The trial hit that 53 mark on Wednesday, but Moderna doesn't know if the participants who became ill received the vaccine or the placebo. The company is now preparing data to send to the trial's Data and Safety Monitoring Board, an independent panel of experts.
That board will look to see how many of the participants who became ill received the vaccine and how many received the placebo. If a statistically significant number received the placebo, that means the vaccine is effective against the virus.
“Moderna has seen a significant increase in the rate of case identification across sites in the last week,” the company said in a statement. “As a result, the company expects the first interim analysis will include substantially more than 53 cases, the targeted trigger point for the analysis.”
The preliminary data on Moderna’s study is being prepared for submission to the monitoring board, Moderna said. The board will say whether the vaccine is effective, doesn’t work, or that the trial should continue because the results are inconclusive.
The bet among top experts in the field is that Moderna’s therapy, which uses a similar mRNA technology to Pfizer’s, will likely prove to be highly effective, perhaps mirroring Pfizer’s announcement earlier this week that its shot appears to be more than 90 per cent effective.
“Overall I would expect similar results” in Moderna’s trial, said Drew Weissman, an immunologist and mRNA expert at the University of Pennsylvania who helped develop key modifications used in mRNA vaccines.
“It is hard to imagine how it would be much different,” according to Weissman, whose lab receives research funding from BioNTech SE, the company partnering with Pfizer on its vaccine.
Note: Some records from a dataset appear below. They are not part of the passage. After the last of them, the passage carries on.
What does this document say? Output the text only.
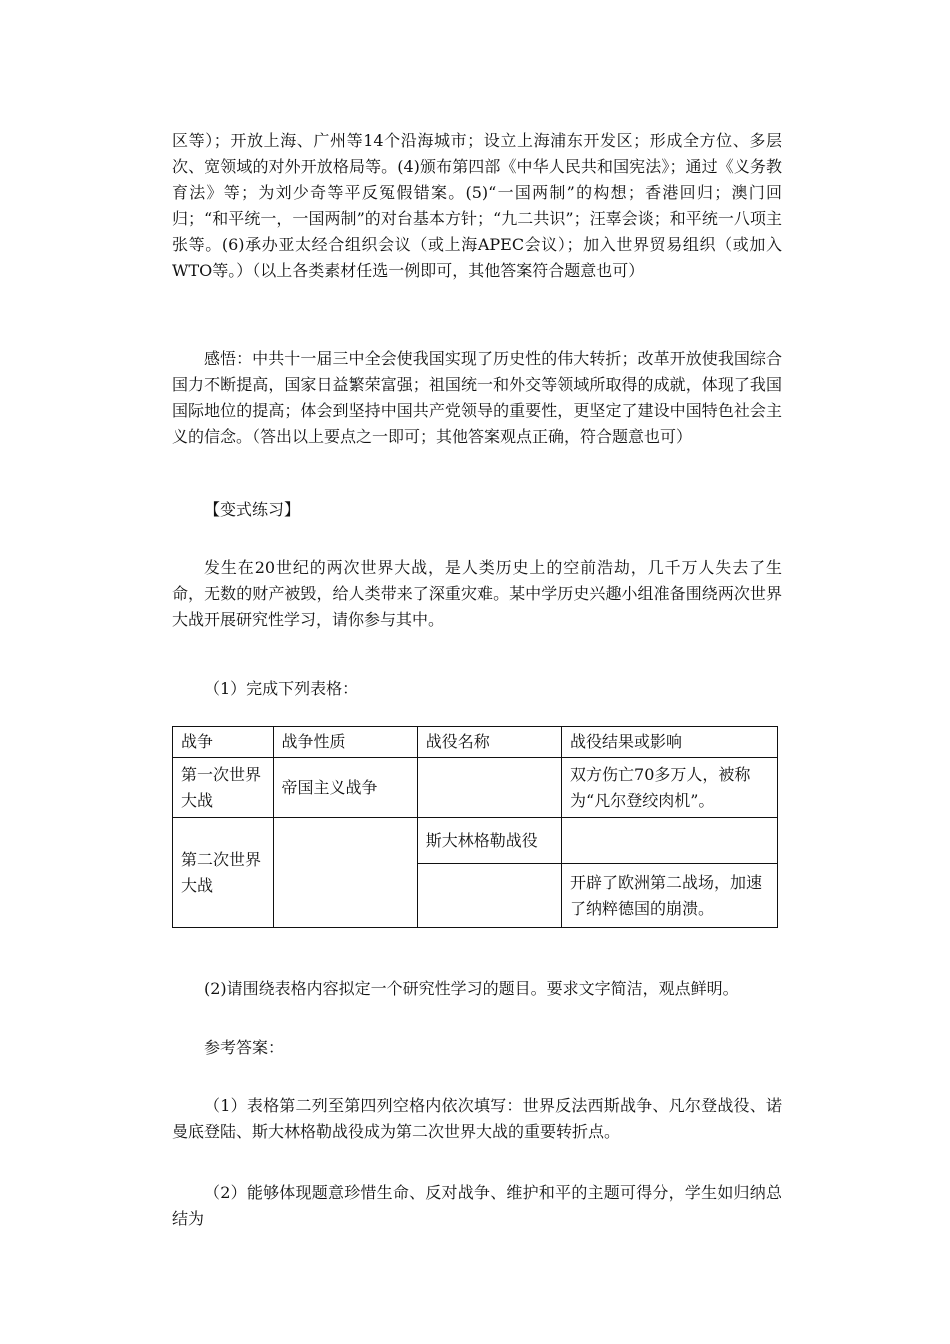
区等）；开放上海、广州等14个沿海城市；设立上海浦东开发区；形成全方位、多层次、宽领域的对外开放格局等。(4)颁布第四部《中华人民共和国宪法》；通过《义务教育法》等；为刘少奇等平反冤假错案。(5)“一国两制”的构想；香港回归；澳门回归；“和平统一，一国两制”的对台基本方针；“九二共识”；汪辜会谈；和平统一八项主张等。(6)承办亚太经合组织会议（或上海APEC会议）；加入世界贸易组织（或加入WTO等。）（以上各类素材任选一例即可，其他答案符合题意也可）

感悟：中共十一届三中全会使我国实现了历史性的伟大转折；改革开放使我国综合国力不断提高，国家日益繁荣富强；祖国统一和外交等领域所取得的成就，体现了我国国际地位的提高；体会到坚持中国共产党领导的重要性，更坚定了建设中国特色社会主义的信念。（答出以上要点之一即可；其他答案观点正确，符合题意也可）

【变式练习】

发生在20世纪的两次世界大战，是人类历史上的空前浩劫，几千万人失去了生命，无数的财产被毁，给人类带来了深重灾难。某中学历史兴趣小组准备围绕两次世界大战开展研究性学习，请你参与其中。

（1）完成下列表格：

战争	战争性质	战役名称	战役结果或影响
第一次世界大战	帝国主义战争		双方伤亡70多万人，被称为“凡尔登绞肉机”。
第二次世界大战		斯大林格勒战役	
			开辟了欧洲第二战场，加速了纳粹德国的崩溃。

(2)请围绕表格内容拟定一个研究性学习的题目。要求文字简洁，观点鲜明。

参考答案：

（1）表格第二列至第四列空格内依次填写：世界反法西斯战争、凡尔登战役、诺曼底登陆、斯大林格勒战役成为第二次世界大战的重要转折点。

（2）能够体现题意珍惜生命、反对战争、维护和平的主题可得分，学生如归纳总结为
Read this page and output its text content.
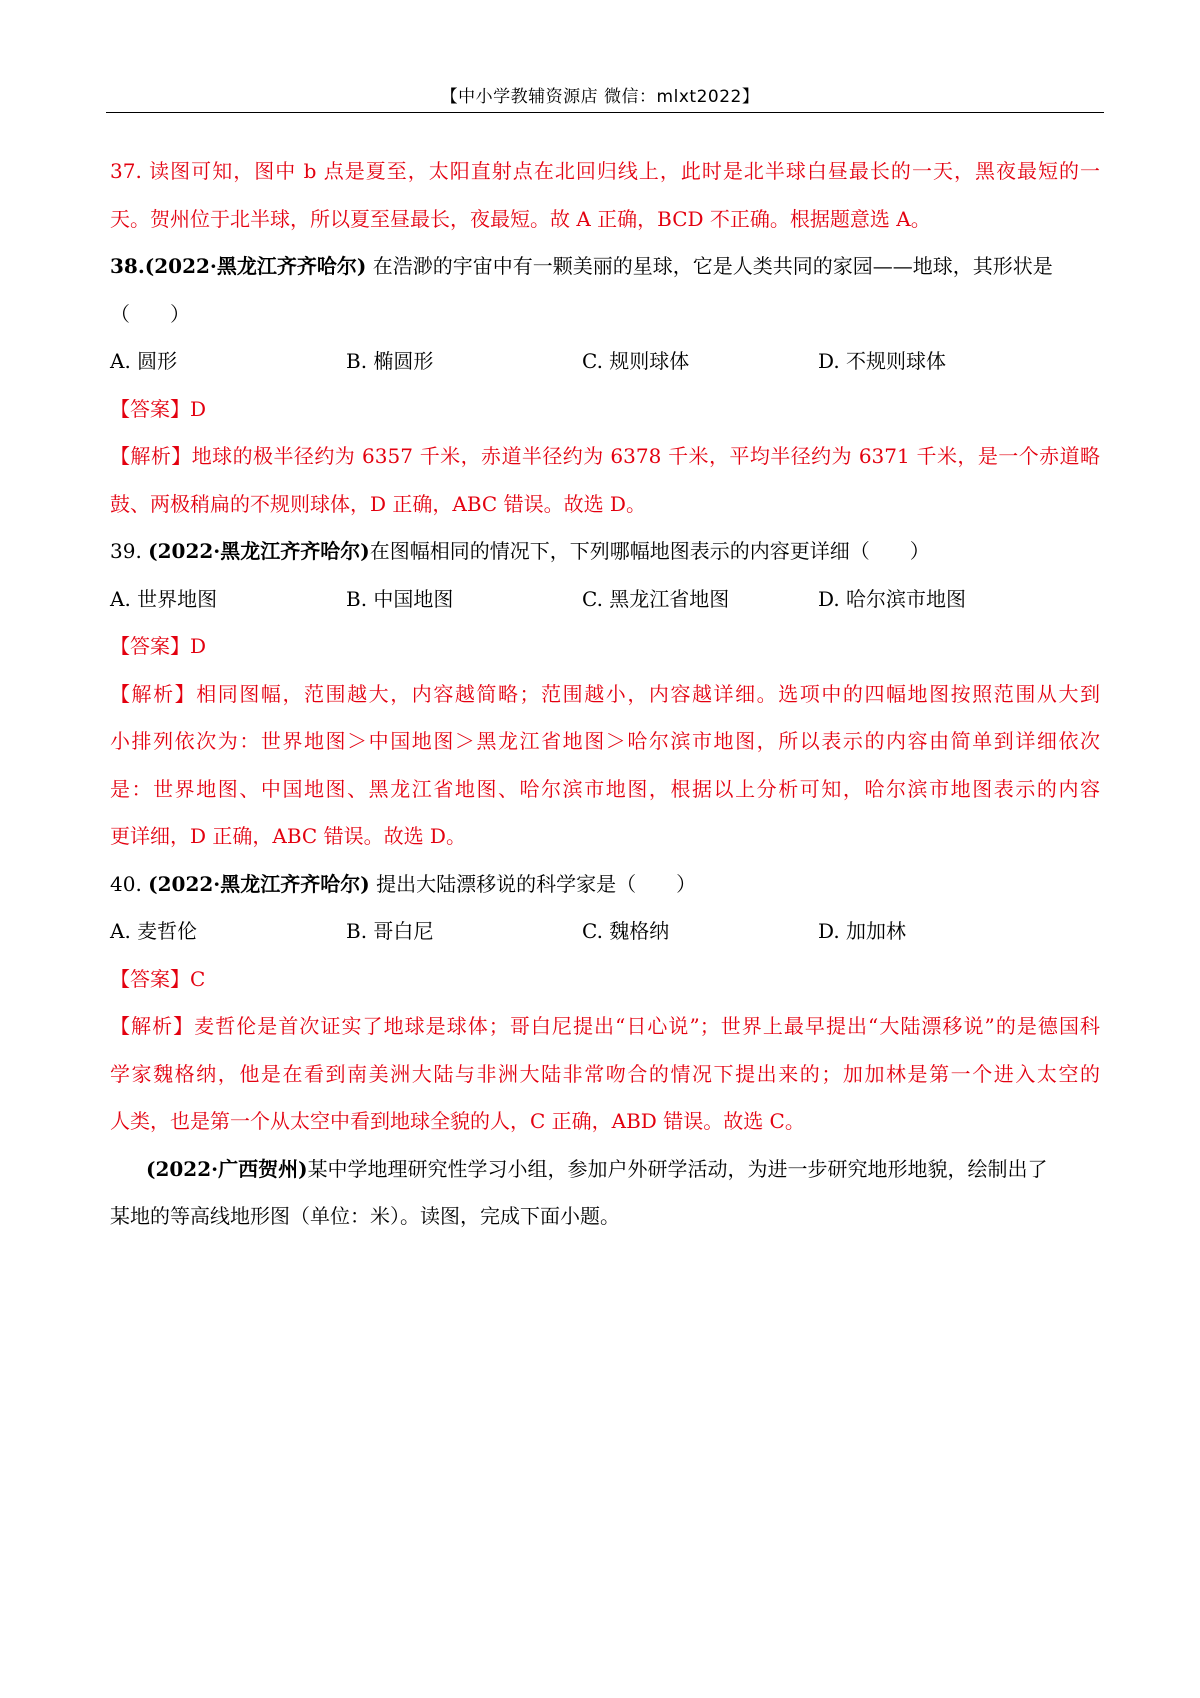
【中小学教辅资源店 微信：mlxt2022】
37. 读图可知，图中 b 点是夏至，太阳直射点在北回归线上，此时是北半球白昼最长的一天，黑夜最短的一
天。贺州位于北半球，所以夏至昼最长，夜最短。故 A 正确，BCD 不正确。根据题意选 A。
38.(2022·黑龙江齐齐哈尔) 在浩渺的宇宙中有一颗美丽的星球，它是人类共同的家园——地球，其形状是
（　　）
A. 圆形	B. 椭圆形	C. 规则球体	D. 不规则球体
【答案】D
【解析】地球的极半径约为 6357 千米，赤道半径约为 6378 千米，平均半径约为 6371 千米，是一个赤道略
鼓、两极稍扁的不规则球体，D 正确，ABC 错误。故选 D。
39. (2022·黑龙江齐齐哈尔)在图幅相同的情况下，下列哪幅地图表示的内容更详细（　　）
A. 世界地图	B. 中国地图	C. 黑龙江省地图	D. 哈尔滨市地图
【答案】D
【解析】相同图幅，范围越大，内容越简略；范围越小，内容越详细。选项中的四幅地图按照范围从大到
小排列依次为：世界地图＞中国地图＞黑龙江省地图＞哈尔滨市地图，所以表示的内容由简单到详细依次
是：世界地图、中国地图、黑龙江省地图、哈尔滨市地图，根据以上分析可知，哈尔滨市地图表示的内容
更详细，D 正确，ABC 错误。故选 D。
40. (2022·黑龙江齐齐哈尔) 提出大陆漂移说的科学家是（　　）
A. 麦哲伦	B. 哥白尼	C. 魏格纳	D. 加加林
【答案】C
【解析】麦哲伦是首次证实了地球是球体；哥白尼提出“日心说”；世界上最早提出“大陆漂移说”的是德国科
学家魏格纳，他是在看到南美洲大陆与非洲大陆非常吻合的情况下提出来的；加加林是第一个进入太空的
人类，也是第一个从太空中看到地球全貌的人，C 正确，ABD 错误。故选 C。
(2022·广西贺州)某中学地理研究性学习小组，参加户外研学活动，为进一步研究地形地貌，绘制出了
某地的等高线地形图（单位：米）。读图，完成下面小题。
In vaccine trials, a certain number of volunteers -- a percentage of which get a placebo -- have to get infected in order to determine if the vaccine works. That’s easier to accomplish with the pandemic in the US hitting record infections on a daily basis. Pfizer got a burst of results in recent weeks that pushed that trial over the line to take a first look. Now Moderna’s interim analysis could come within days.
Whatever happens in the trial — and there are no guarantees until it is done — the results are certain to have a big impact on Moderna shares, which have more than quadrupled this year in a wild roller-coaster ride. The stock closed up 8.4 per cent in New York trading at $82.44 Wednesday. On Thursday, the shares rose another 5 per cent in pre-market trading.